Carnage, she'd suspected. Bodies sprawled all over the deck near the weapons lockers. And on his feet, cursing softly as he applied pressure bandages as fast as he could, Petris. Why hadn't he reported? Then she saw the ruin of the nearby pickups. He must have found this and simply set to work to save those he could. She retrieved the visual probe, and hoped she was right in her guess—because if Petris was the problem they were in a mess far too bad for belief.

 

"Petris—" she called softly, staying out of sight.

 

"Methlin! Tell Heris to get the rest of the medic team down here fast. Lady Cecelia's still alive."

 

"You all right?"

 

"I got here late," Petris said, not really answering the question. Good enough. Meharry backed up to the first undamaged intercom and called in. Multiple casualties, what she'd seen.

 

"What?"

 

"Just get the medics down here, he says. I'm going to help unless Arkady needs me—"

 

"No, we only have three ships after us now." Only three, right. "I've put Oblo with Arkady."

 

Meharry walked around the corner, still wary, and found a situation that didn't fit her theories.

 

"Here—" Petris shoved rolls of bandaging material at her. "See what you can do with those three; they're alive. The clone's dead; so is Skoterin, and I think Haidar and Sirkin, but now you're here I can look."

 

Meharry continued Petris's work, glancing at Lady Cecelia—clearly alive, though bloody, but lying against the wreck of her chair as if stunned.
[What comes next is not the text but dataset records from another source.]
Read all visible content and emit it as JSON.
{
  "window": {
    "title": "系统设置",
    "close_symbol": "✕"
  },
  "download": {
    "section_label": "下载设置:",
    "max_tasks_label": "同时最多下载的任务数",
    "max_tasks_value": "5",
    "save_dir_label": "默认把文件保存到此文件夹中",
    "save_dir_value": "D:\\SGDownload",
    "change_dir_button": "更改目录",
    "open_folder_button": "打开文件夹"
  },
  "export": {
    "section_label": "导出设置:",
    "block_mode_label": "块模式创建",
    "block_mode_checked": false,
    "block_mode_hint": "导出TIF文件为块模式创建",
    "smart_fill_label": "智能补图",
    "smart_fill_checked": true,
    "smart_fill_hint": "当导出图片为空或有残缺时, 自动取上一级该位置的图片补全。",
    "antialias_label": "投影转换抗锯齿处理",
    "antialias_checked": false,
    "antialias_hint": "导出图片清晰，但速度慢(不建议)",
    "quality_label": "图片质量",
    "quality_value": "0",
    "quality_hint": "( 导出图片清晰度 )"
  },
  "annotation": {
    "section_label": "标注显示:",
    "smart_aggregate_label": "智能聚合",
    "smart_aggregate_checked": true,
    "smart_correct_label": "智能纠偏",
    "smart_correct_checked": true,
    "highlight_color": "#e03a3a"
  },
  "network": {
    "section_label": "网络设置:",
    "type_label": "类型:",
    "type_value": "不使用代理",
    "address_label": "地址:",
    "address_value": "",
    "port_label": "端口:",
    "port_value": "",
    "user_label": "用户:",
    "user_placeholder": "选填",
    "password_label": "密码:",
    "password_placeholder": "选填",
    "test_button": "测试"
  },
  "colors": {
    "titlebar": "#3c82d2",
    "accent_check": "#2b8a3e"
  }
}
She took a quick look at Skoterin, startled to see her wearing personal armor—it hadn't saved her from a shot to the head.

 

"Damn Sirkin," Meharry said. "I didn't think she could shoot that straight."

 

"She didn't," Petris said. "I did. It wasn't Sirkin after all."

 

"Skoterin?"

 

"Yep. The dumbass wasted time explaining it to them—if she'd gone on a bit longer, I'd have nailed her without the rest of this. But she started to shoot Sirkin, and the clone jumped her, and that's when I arrived."

 

Meharry shook her head. "I didn't know
you
could shoot that straight." Whatever else she might have said was cut off by the arrival of the others in Lady Cecelia's medical team.

 

 

 
Chapter Twenty-one

On the bridge, Heris heard Meharry's first report with disbelief; she located the rest of Cecelia's staff and sent them down. Meanwhile . . .

 

Meanwhile the Compassionate Hand ships continued to close, but did not attack.

 

"What are they waiting for?" Ginese asked. "Do they think we can take them?"

 

"Nice thought. Let's hope they think so until Meharry gets back up here. Maybe they think we'll surrender if they give us time."